Dominated by agriculture and textiles and with a large informal sector that pays no tax, the economy has struggled to develop export industries and successive governments have spent heavily to defend an overvalued exchange rate.

The $60 billion China Pakistan Economic Corridor, launched in 2015, had promised a new beginning. Its infrastructure projects were intended to become a new foundation for growth, but they also required heavy imports of capital equipment, widening the trade deficit.

According to IMF forecasts, real GDP growth is expected to slow to 2.4% in the current fiscal year to June 2020, down from 3.3% in the year just ended.

The IMF’s terms call for a “flexible market-determined exchange rate” to help correct an unsustainable current account deficit and make industries more competitive, while trying to expand the tax base in a country where only 1% of the 208 million population file returns.

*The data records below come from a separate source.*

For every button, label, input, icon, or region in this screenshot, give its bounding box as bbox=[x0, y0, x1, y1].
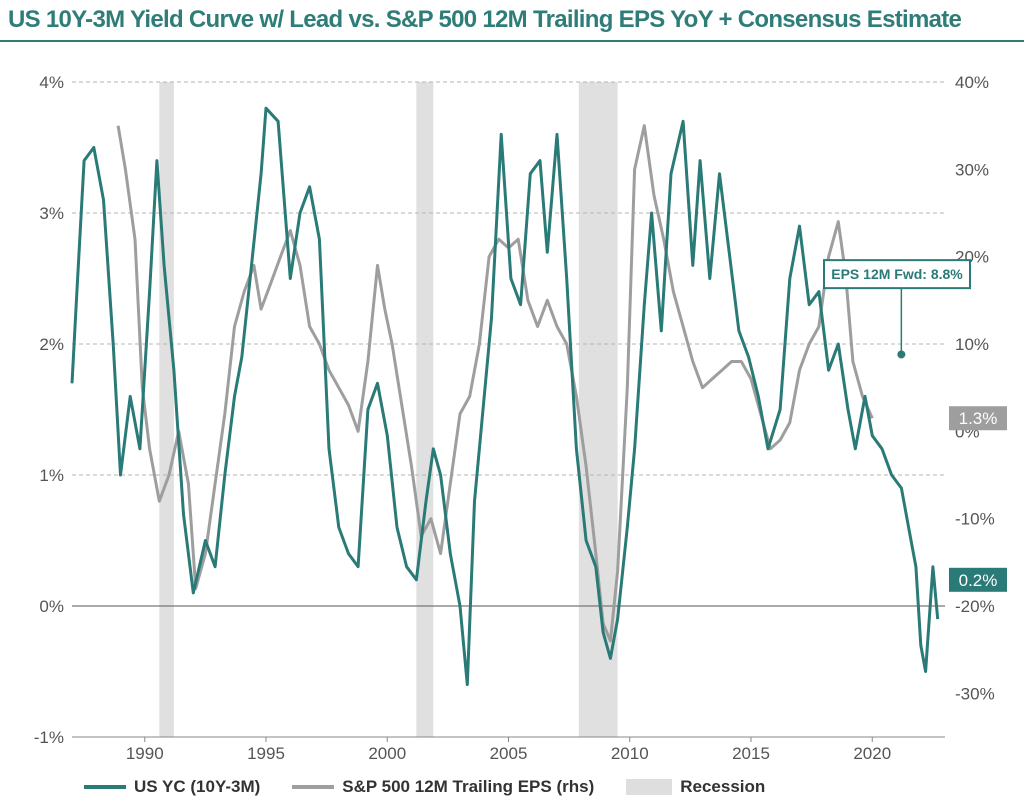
legend-swatch-recession bbox=[626, 779, 673, 795]
y-right-tick-label: 10% bbox=[955, 335, 989, 354]
legend-item-yield-curve: US YC (10Y-3M) bbox=[84, 777, 260, 797]
x-tick-label: 2010 bbox=[611, 744, 649, 763]
title-rule bbox=[0, 40, 1024, 42]
y-right-tick-label: -30% bbox=[955, 684, 995, 703]
legend-swatch-eps bbox=[292, 785, 335, 789]
end-badge-label: 0.2% bbox=[959, 571, 998, 590]
annotation-point bbox=[897, 350, 906, 359]
x-tick-label: 1995 bbox=[247, 744, 285, 763]
y-right-tick-label: 40% bbox=[955, 73, 989, 92]
y-left-tick-label: -1% bbox=[34, 728, 64, 747]
annotation-label: EPS 12M Fwd: 8.8% bbox=[831, 266, 963, 282]
series-line-eps bbox=[116, 124, 874, 643]
x-tick-label: 2015 bbox=[732, 744, 770, 763]
x-tick-label: 2000 bbox=[368, 744, 406, 763]
y-left-tick-label: 4% bbox=[39, 73, 64, 92]
end-badge-eps: 1.3% bbox=[949, 406, 1007, 431]
y-left-tick-label: 0% bbox=[39, 597, 64, 616]
y-right-tick-label: -20% bbox=[955, 597, 995, 616]
x-tick-label: 2005 bbox=[490, 744, 528, 763]
legend-item-eps: S&P 500 12M Trailing EPS (rhs) bbox=[292, 777, 594, 797]
end-badge-label: 1.3% bbox=[959, 409, 998, 428]
x-tick-label: 1990 bbox=[126, 744, 164, 763]
y-left-tick-label: 3% bbox=[39, 204, 64, 223]
legend-label-yield-curve: US YC (10Y-3M) bbox=[134, 777, 261, 796]
end-badge-yield-curve: 0.2% bbox=[949, 567, 1007, 592]
legend-item-recession: Recession bbox=[626, 777, 765, 797]
y-left-tick-label: 2% bbox=[39, 335, 64, 354]
y-left-tick-label: 1% bbox=[39, 466, 64, 485]
recession-band-0 bbox=[159, 82, 174, 737]
legend-label-eps: S&P 500 12M Trailing EPS (rhs) bbox=[342, 777, 595, 796]
chart-title: US 10Y-3M Yield Curve w/ Lead vs. S&P 50… bbox=[8, 6, 962, 33]
y-right-tick-label: -10% bbox=[955, 510, 995, 529]
end-badge-bg bbox=[949, 406, 1007, 431]
legend-swatch-yield-curve bbox=[84, 785, 126, 789]
series-line-yield-curve bbox=[70, 106, 940, 687]
legend: US YC (10Y-3M) S&P 500 12M Trailing EPS … bbox=[84, 774, 797, 800]
x-tick-label: 2020 bbox=[853, 744, 891, 763]
legend-label-recession: Recession bbox=[680, 777, 766, 796]
y-right-tick-label: 30% bbox=[955, 160, 989, 179]
annotation-box bbox=[823, 259, 971, 290]
end-badge-bg bbox=[949, 567, 1007, 592]
chart-area: -1%0%1%2%3%4%-30%-20%-10%0%10%20%30%40%1… bbox=[34, 73, 1007, 763]
recession-band-1 bbox=[416, 82, 434, 737]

The central bank, which controls the currency, has hiked interest rates to 12.25% and slashed the rupee to historic lows against the dollar, but this has piled more pressure on households facing inflation running at almost 9%.

In addition, in a bid to cut public debt, the government has set ambitious tax and revenue plans, despite failing to meet the previous year’s targets and hiked prices in the creaking energy sector, where mounting debt backlogs have acted as a growing drain on government resources.

The program also calls for expanded social spending to protect the most vulnerable.

However, the combined package of belt-tightening measures has prompted anger from opposition parties, which say the government hesitated too long before turning to the fund. They have pledged a campaign of protests this month.